C9ORF72 and UBQLN2 mutations are causes of amyotrophic lateral sclerosis in New Zealand

A genetic and pathologic study using banked human brain tissue

Neurobiology of Aging
Volume 49, January 2017, Pages 214.e1-214.e5
Emma L. Scotter, Leon Smyth, James W.T. Bailey, Chun-Hao Wong, Martinade Majo, Caroline A. Vance, Beth J. Synek, Clinton Turner, Jennifer Pereira, Alison Charleston, Henry J. Waldvogel, Maurice A. Curtis, Mike Dragunow, Christopher E. Shaw, Bradley N. Smith, Richard L.M. Faull

With a total population of only 4.5 million and an estimated current cohort of 300 people living with ALS, ALS research in New Zealand to date has been on a small scale.
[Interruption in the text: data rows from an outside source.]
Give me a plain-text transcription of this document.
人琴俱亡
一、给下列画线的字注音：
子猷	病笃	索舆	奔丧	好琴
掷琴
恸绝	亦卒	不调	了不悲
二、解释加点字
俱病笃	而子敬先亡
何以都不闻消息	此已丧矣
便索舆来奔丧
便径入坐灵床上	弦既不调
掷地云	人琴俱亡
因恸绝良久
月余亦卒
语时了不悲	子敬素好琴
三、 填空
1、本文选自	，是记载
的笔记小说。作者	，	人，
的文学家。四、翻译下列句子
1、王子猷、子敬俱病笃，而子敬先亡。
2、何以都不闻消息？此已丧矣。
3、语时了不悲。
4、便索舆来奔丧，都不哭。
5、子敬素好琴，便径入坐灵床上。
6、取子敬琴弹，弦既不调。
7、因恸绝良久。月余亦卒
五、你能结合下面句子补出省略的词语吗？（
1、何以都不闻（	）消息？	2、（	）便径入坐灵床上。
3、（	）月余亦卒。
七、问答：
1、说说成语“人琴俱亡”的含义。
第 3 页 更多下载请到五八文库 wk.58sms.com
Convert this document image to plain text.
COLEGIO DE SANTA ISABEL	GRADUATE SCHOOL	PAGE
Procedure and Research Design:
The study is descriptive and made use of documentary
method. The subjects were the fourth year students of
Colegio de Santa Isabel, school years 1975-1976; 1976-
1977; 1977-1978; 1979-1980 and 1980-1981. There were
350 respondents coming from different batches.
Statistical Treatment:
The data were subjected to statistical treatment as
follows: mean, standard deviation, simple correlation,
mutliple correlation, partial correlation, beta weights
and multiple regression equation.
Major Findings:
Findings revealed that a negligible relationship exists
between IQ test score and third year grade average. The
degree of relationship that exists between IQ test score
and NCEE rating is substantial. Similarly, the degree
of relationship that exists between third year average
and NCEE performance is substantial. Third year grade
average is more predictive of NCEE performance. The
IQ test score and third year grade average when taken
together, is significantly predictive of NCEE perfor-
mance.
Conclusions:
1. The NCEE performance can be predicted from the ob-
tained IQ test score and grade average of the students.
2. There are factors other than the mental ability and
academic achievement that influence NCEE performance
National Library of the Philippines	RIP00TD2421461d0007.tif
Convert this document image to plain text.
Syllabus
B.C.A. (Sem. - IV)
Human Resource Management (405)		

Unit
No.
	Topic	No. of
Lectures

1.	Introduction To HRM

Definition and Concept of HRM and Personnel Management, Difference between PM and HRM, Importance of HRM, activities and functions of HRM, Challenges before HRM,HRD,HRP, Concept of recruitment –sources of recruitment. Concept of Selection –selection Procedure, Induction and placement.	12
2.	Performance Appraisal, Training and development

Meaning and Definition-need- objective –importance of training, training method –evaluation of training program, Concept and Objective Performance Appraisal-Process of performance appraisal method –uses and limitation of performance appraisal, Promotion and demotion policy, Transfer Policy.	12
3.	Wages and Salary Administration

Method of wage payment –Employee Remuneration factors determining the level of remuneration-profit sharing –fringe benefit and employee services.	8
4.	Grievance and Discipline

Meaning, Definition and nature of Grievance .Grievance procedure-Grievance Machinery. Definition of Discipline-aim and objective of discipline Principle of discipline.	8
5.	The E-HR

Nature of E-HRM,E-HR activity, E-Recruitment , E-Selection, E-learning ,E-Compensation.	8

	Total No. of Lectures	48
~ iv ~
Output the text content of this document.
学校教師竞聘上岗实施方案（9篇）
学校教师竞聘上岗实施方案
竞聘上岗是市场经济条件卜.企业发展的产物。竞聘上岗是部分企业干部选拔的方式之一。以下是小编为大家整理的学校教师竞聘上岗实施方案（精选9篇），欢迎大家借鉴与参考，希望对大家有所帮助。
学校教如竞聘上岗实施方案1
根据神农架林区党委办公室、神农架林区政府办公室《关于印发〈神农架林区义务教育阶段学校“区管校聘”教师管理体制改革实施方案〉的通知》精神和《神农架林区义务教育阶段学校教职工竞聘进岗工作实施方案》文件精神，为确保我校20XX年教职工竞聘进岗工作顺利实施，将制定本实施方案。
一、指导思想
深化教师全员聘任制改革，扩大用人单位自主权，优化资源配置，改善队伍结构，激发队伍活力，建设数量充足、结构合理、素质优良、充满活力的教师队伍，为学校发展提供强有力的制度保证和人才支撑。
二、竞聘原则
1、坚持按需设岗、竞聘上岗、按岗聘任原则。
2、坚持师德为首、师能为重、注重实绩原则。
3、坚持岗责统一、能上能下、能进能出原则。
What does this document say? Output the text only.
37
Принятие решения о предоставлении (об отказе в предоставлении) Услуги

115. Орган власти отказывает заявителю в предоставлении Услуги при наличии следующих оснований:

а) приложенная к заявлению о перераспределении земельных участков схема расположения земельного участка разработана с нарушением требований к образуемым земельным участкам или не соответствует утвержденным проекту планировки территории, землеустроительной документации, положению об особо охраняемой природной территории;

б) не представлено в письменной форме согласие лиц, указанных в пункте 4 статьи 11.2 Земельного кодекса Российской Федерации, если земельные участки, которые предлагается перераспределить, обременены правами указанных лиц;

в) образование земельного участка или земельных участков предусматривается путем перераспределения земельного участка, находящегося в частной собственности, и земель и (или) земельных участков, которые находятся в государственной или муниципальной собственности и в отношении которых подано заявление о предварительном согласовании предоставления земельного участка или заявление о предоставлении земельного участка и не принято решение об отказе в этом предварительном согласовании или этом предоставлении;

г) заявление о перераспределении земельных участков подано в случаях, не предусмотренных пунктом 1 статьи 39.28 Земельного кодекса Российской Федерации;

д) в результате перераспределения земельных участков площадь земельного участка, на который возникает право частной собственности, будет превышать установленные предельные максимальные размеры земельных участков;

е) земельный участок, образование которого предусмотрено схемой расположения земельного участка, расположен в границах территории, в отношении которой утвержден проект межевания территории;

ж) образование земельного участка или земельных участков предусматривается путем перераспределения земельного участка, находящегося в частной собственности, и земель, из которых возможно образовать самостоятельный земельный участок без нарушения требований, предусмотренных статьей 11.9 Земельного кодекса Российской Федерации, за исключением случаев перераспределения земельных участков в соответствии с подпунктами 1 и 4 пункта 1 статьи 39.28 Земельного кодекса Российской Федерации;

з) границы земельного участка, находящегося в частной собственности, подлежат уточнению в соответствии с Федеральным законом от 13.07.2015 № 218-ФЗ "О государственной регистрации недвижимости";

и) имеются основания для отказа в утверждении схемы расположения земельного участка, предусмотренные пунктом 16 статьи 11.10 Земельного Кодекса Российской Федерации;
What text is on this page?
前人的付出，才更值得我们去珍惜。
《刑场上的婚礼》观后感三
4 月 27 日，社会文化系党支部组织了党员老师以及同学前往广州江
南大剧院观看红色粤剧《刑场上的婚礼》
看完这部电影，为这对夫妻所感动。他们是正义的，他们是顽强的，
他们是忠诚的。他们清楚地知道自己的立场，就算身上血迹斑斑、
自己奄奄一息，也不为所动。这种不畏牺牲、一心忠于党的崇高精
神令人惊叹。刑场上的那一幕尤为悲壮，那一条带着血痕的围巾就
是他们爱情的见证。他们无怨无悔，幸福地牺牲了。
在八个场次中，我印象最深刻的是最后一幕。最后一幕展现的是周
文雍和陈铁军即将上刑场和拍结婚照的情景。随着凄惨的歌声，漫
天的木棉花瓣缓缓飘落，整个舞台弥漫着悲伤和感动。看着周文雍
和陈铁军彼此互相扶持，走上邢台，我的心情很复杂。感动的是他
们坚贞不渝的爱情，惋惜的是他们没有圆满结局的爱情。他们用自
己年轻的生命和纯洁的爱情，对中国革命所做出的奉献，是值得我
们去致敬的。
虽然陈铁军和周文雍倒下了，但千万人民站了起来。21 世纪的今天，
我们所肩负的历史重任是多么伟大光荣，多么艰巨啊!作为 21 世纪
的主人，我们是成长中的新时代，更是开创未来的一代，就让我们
However, after 20 years of banking brain tissue and with growing national and international support for ALS research, the time was ripe for characterization of the Neurological Foundation Douglas Human Brain Bank as a foundation for growth of a New Zealand ALS research programme.

This study examined genetic and pathologic features of ALS in New Zealand using banked brain tissue. It was identified that C9ORF72 and UBQLN2 are genetic causes of ALS in New Zealand and confirmed that cases with these mutations display characteristic neuropathological lesions. These findings will allow best utilisation and sharing of the existing bequests as well as helping establishing a platform for larger genetic and neuropathological studies of ALS in New Zealand.